Закончив, Олли отходит и передает пациента кому то еще, чтобы отвезти его в палатку для послеоперационных больных. Мы снимаем с себя пропитанную кровью форму и выходим из палатки под палящее африканское солнце. Оба идем молча и притворяемся, что наши руки не трясутся.
– Ты не имеешь права на гребаные сомнения, Найл, – говорит он уставшим голосом с нотками злости.
– Я не сомневалась . Просто пришивала на место чью то руку, ясно? – защищаюсь я.
– Если я нуждаюсь в тебе, значит, ты нужна немедленно. Оставь кого то доделать твою работу и пулей туда, где ты нужнее. Я лучше знаю, что важнее – в этом ты должна доверять мне.
– Прости, – мне хочется думать, что я сама знаю не хуже, но он хирург, а я медсестра. У него большой опыт. Моя задача – доверять ему.
– Как ты, держишься? – он прислоняется к двухтонному грузовику и потирает глаза.
– Нормально, –вздыхаю я, – а ты?
– Ну, если не брать во внимание, что я не спал тридцать часов, то просто превосходно.
Я собираюсь сказать еще что то, но на территорию полевого госпиталя с ревом въезжает грузовик, и воздух заполняется криками на французском, английском и каких то африканских диалектах.
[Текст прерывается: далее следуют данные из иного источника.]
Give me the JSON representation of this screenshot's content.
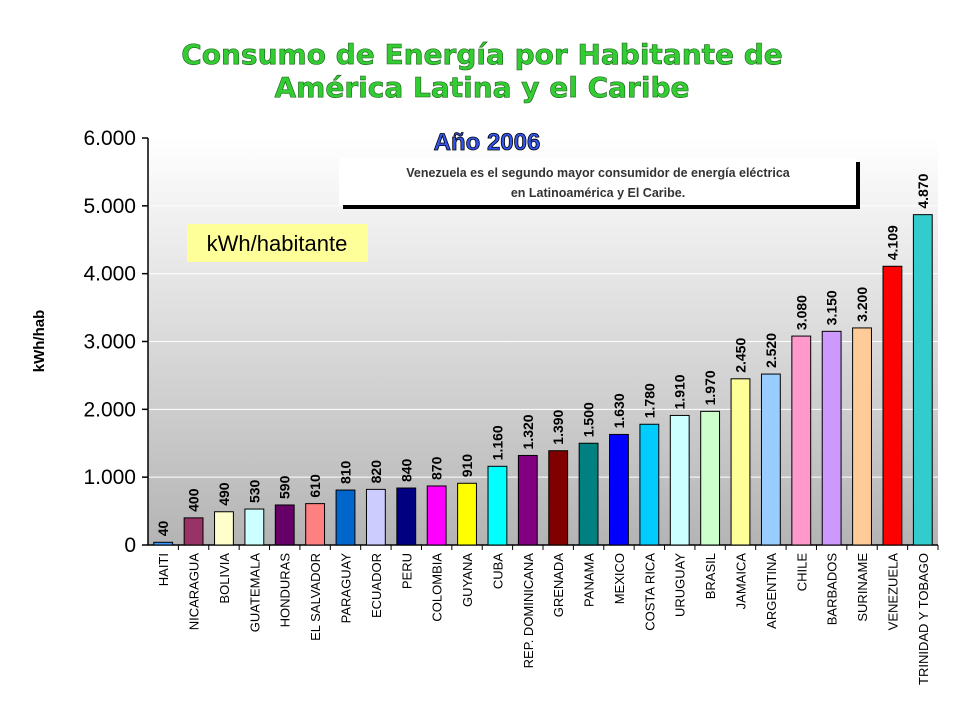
{
  "title": {
    "line1": "Consumo de Energía por Habitante de",
    "line2": "América Latina y el Caribe"
  },
  "chart_data": {
    "type": "bar",
    "subtitle": "Año 2006",
    "unit_box": "kWh/habitante",
    "annotation": {
      "line1": "Venezuela es el segundo mayor consumidor de energía eléctrica",
      "line2": "en Latinoamérica y El Caribe."
    },
    "ylabel": "kWh/hab",
    "ylim": [
      0,
      6000
    ],
    "yticks": [
      0,
      1000,
      2000,
      3000,
      4000,
      5000,
      6000
    ],
    "ytick_labels": [
      "0",
      "1.000",
      "2.000",
      "3.000",
      "4.000",
      "5.000",
      "6.000"
    ],
    "grid": true,
    "categories": [
      "HAITI",
      "NICARAGUA",
      "BOLIVIA",
      "GUATEMALA",
      "HONDURAS",
      "EL SALVADOR",
      "PARAGUAY",
      "ECUADOR",
      "PERU",
      "COLOMBIA",
      "GUYANA",
      "CUBA",
      "REP. DOMINICANA",
      "GRENADA",
      "PANAMA",
      "MEXICO",
      "COSTA RICA",
      "URUGUAY",
      "BRASIL",
      "JAMAICA",
      "ARGENTINA",
      "CHILE",
      "BARBADOS",
      "SURINAME",
      "VENEZUELA",
      "TRINIDAD Y TOBAGO"
    ],
    "values": [
      40,
      400,
      490,
      530,
      590,
      610,
      810,
      820,
      840,
      870,
      910,
      1160,
      1320,
      1390,
      1500,
      1630,
      1780,
      1910,
      1970,
      2450,
      2520,
      3080,
      3150,
      3200,
      4109,
      4870
    ],
    "value_labels": [
      "40",
      "400",
      "490",
      "530",
      "590",
      "610",
      "810",
      "820",
      "840",
      "870",
      "910",
      "1.160",
      "1.320",
      "1.390",
      "1.500",
      "1.630",
      "1.780",
      "1.910",
      "1.970",
      "2.450",
      "2.520",
      "3.080",
      "3.150",
      "3.200",
      "4.109",
      "4.870"
    ],
    "colors": [
      "#3399ff",
      "#993366",
      "#ffffcc",
      "#ccffff",
      "#660066",
      "#ff8080",
      "#0066cc",
      "#ccccff",
      "#000080",
      "#ff00ff",
      "#ffff00",
      "#00ffff",
      "#800080",
      "#800000",
      "#008080",
      "#0000ff",
      "#00ccff",
      "#ccffff",
      "#ccffcc",
      "#ffff99",
      "#99ccff",
      "#ff99cc",
      "#cc99ff",
      "#ffcc99",
      "#ff0000",
      "#33cccc"
    ]
  }
}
Дальше все активизируются, вытаскивая из кузова грузовика пропитанные красным тела и перенося их в смотровую палатку.
– Олли! – настойчиво кричит Доминик. – Ты нужен немедленно !
Он вздыхает.
– Здравствуйте, очередные тридцать часов, – Олли кладет руку мне на затылок и потирает его. – Ты отлично справляешься, Найл. Но доверяй мне, хорошо?
– Буду. Я имею в виду… да, – я смотрю на него. Наши взгляды встречаются, и между нами пробегает искра. Мы были слишком заняты, чтобы между нами успело что то произойти, но оба понимали, что это не за горами. Если у нас когда нибудь будет отдых. Если когда нибудь войны прекратятся. Несколько раз, когда дело становилось совсем плохо, военные ООН нас почти уже эвакуировали. Но Доминик отказывалась уходить, а за ней и все остальные. Мы нужнее там, где самые страшные бои. Чтобы вытащить отсюда, нас придется связать.
Это наша работа.
А конкретно сейчас: бегом к смотровой палатке, пулей натянуть перчатки, надеть чистый фартук и осмотреть поступивших раненых. Отсортировать умерших от тех, кому нужна срочная операция, вызвать Олли для работы с самыми сложными случаями и встать рядом ассистировать. Мы не нуждаемся в словах – я и Олли. Мы просто знаем. Я знаю, как он работает и что ему может понадобиться. Он знает, что я не уйду, не подведу. Не буду сомневаться, не заболею, не устану. И с этим ничего нельзя поделать, пока все не закончится. Только после этого можно устраивать истерику.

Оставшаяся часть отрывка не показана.